ガルドが心底からの声で言うと、母は照れたように笑った。


「今はお野菜が一番おいしい季節ですからね。それだけで料理がぐっと良くなるんですよ」


「いやいや、料理だけじゃない。いつも作ってもらっている木と皮のアクセサリー、あれも素晴らしい出来映えだ。奥さんは本当に器用な方ですよ」


褒められた母は、すっかり上機嫌になった。

ミラッタの実を切って盛りつけた皿を、嬉しそうにガルドの前へ置く。


「ガルドさん、はい。デザートはこれですよ」


「おお、ミラッタじゃないですか。これは街でも評判なんですよ。日持ちがすれば、もっとたくさん持って帰りたいんですがね」


父がフォークでミラッタを刺し、口に運ぶ。


「収穫して三日でダメになりますからね。村でもたくさん実るんですが、ほとんど食べきれませんよ」


「リベッタ村にしか実らない果実……じつにもったいない」


ガルドは本気で残念そうに眉を下げた。


父はそんなガルドの反応を待っていたかのように、薄赤い液体の入った瓶を食卓に置いた。

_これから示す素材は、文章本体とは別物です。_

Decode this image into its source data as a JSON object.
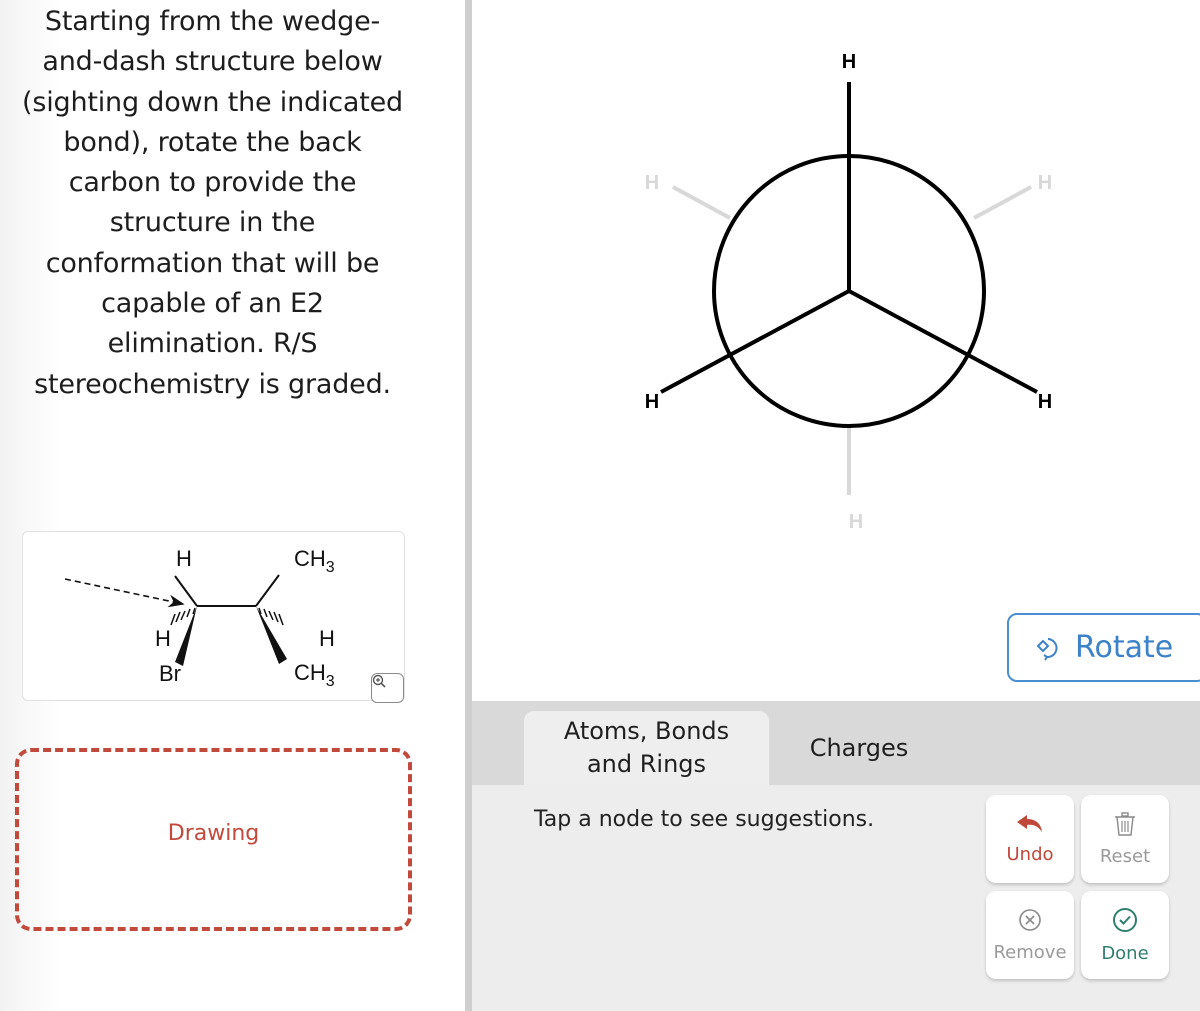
{
  "question": {
    "lines": [
      "Starting from the wedge-",
      "and-dash structure below",
      "(sighting down the indicated",
      "bond), rotate the back",
      "carbon to provide the",
      "structure in the",
      "conformation that will be",
      "capable of an E2",
      "elimination. R/S",
      "stereochemistry is graded."
    ]
  },
  "structure": {
    "front_carbon": {
      "top": "H",
      "dash": "H",
      "wedge": "Br"
    },
    "back_carbon": {
      "top": "CH3",
      "dash": "H",
      "wedge": "CH3"
    },
    "ch3_main": "CH",
    "ch3_sub": "3",
    "zoom_icon": "zoom-in-icon"
  },
  "drawing": {
    "label": "Drawing",
    "color": "#c24a3c"
  },
  "newman": {
    "front_labels": {
      "top": "H",
      "lower_left": "H",
      "lower_right": "H"
    },
    "back_labels": {
      "upper_left": "H",
      "upper_right": "H",
      "bottom": "H"
    },
    "front_color": "#000000",
    "back_color": "#d8d8d8"
  },
  "rotate_button": {
    "label": "Rotate",
    "icon": "rotate-icon",
    "color": "#3b82c8"
  },
  "tabs": [
    {
      "label_line1": "Atoms, Bonds",
      "label_line2": "and Rings",
      "active": true
    },
    {
      "label": "Charges",
      "active": false
    }
  ],
  "hint": "Tap a node to see suggestions.",
  "actions": {
    "undo": {
      "label": "Undo",
      "icon": "undo-arrow-icon",
      "color": "#c0483a"
    },
    "reset": {
      "label": "Reset",
      "icon": "trash-icon",
      "color": "#9a9a9a"
    },
    "remove": {
      "label": "Remove",
      "icon": "circle-x-icon",
      "color": "#9a9a9a"
    },
    "done": {
      "label": "Done",
      "icon": "circle-check-icon",
      "color": "#2f7f6e"
    }
  }
}
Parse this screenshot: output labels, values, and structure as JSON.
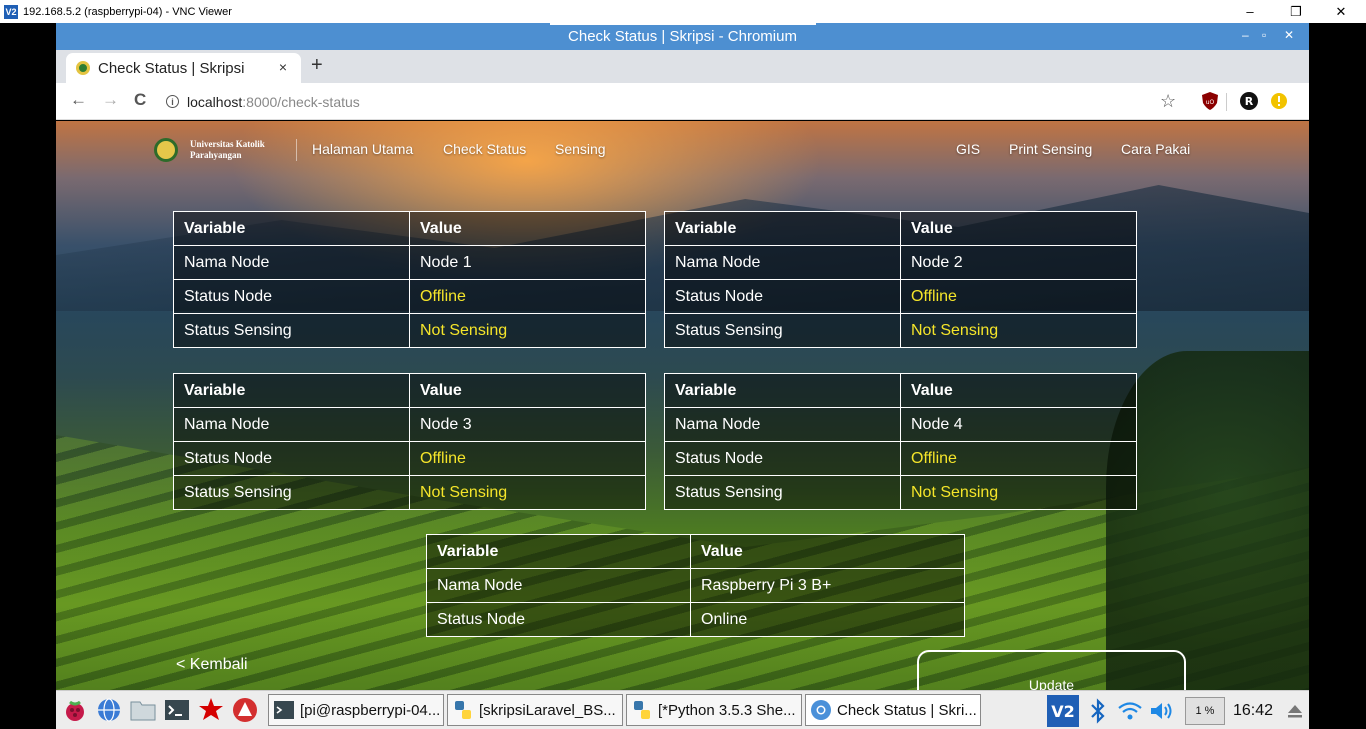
{
  "vnc": {
    "logo": "V2",
    "title": "192.168.5.2 (raspberrypi-04) - VNC Viewer",
    "minimize": "–",
    "restore": "❐",
    "close": "✕"
  },
  "chromium": {
    "window_title": "Check Status | Skripsi - Chromium",
    "min": "–",
    "max": "▫",
    "close": "✕",
    "tab_title": "Check Status | Skripsi",
    "tab_close": "×",
    "new_tab": "+",
    "url_host": "localhost",
    "url_path": ":8000/check-status",
    "back": "←",
    "forward": "→",
    "reload": "C",
    "star": "☆"
  },
  "site": {
    "logo_text_line1": "Universitas Katolik",
    "logo_text_line2": "Parahyangan",
    "nav": {
      "home": "Halaman Utama",
      "check_status": "Check Status",
      "sensing": "Sensing",
      "gis": "GIS",
      "print_sensing": "Print Sensing",
      "guide": "Cara Pakai"
    }
  },
  "tables": {
    "header_variable": "Variable",
    "header_value": "Value",
    "row_nama": "Nama Node",
    "row_status": "Status Node",
    "row_sensing": "Status Sensing",
    "node1": {
      "name": "Node 1",
      "status": "Offline",
      "sensing": "Not Sensing"
    },
    "node2": {
      "name": "Node 2",
      "status": "Offline",
      "sensing": "Not Sensing"
    },
    "node3": {
      "name": "Node 3",
      "status": "Offline",
      "sensing": "Not Sensing"
    },
    "node4": {
      "name": "Node 4",
      "status": "Offline",
      "sensing": "Not Sensing"
    },
    "rpi": {
      "name": "Raspberry Pi 3 B+",
      "status": "Online"
    },
    "status_color_offline": "#f5e52a"
  },
  "actions": {
    "back": "< Kembali",
    "update": "Update"
  },
  "taskbar": {
    "tasks": [
      {
        "label": "[pi@raspberrypi-04...",
        "icon": "terminal-icon"
      },
      {
        "label": "[skripsiLaravel_BS...",
        "icon": "python-icon"
      },
      {
        "label": "[*Python 3.5.3 She...",
        "icon": "python-icon"
      },
      {
        "label": "Check Status | Skri...",
        "icon": "chromium-icon"
      }
    ],
    "cpu": "1 %",
    "clock": "16:42"
  }
}
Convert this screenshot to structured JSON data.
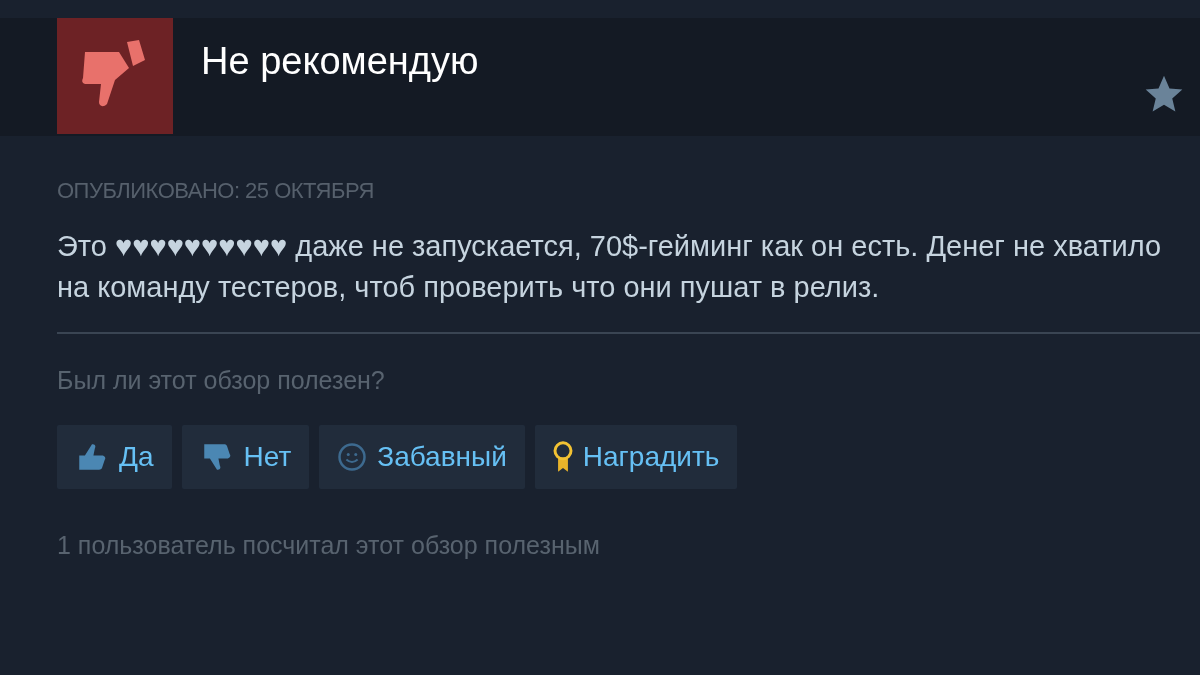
{
  "review": {
    "recommended": false,
    "verdict": "Не рекомендую",
    "posted": "ОПУБЛИКОВАНО: 25 ОКТЯБРЯ",
    "text": "Это ♥♥♥♥♥♥♥♥♥♥ даже не запускается, 70$-гейминг как он есть. Денег не хватило на команду тестеров, чтоб проверить что они пушат в релиз."
  },
  "feedback": {
    "question": "Был ли этот обзор полезен?",
    "buttons": [
      {
        "kind": "yes",
        "label": "Да"
      },
      {
        "kind": "no",
        "label": "Нет"
      },
      {
        "kind": "funny",
        "label": "Забавный"
      },
      {
        "kind": "award",
        "label": "Наградить"
      }
    ],
    "summary": "1 пользователь посчитал этот обзор полезным"
  }
}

「それで、食べきれないミラッタで何かできないか考えて、これを作ってみたんですよ」


「おお、それはいったい?」


「酒です」


「ミラッタで酒が作れるんですか」


「はい。ぶどう酒と同じやり方で試したら、うまくいったんですよ」


父はミラッタ酒をコップに注ぎ、ガルドへ差し出す。

ガルドは慎重に受け取り、香りを確かめてから一口飲んだ。


「……おお、これは美味い。これはぜひ街に持って帰りたい品ですよ」


父は満足げに頷く。


「じゃあ余ったミラッタを仕込んで、来年は用意しておきましょう。ああ、それとこれが、この前村のみんなで作った交換品リストです」


父は紙をガルドに渡した。


「はい、わかりましたよ」


ガルドはリストを横に置くと、再び食事と酒に夢中になった。


「それにしても、この酒は食事によく合いますなあ」


その声には、旅人ではなく“家族の一員”のような安らぎが滲んでいた。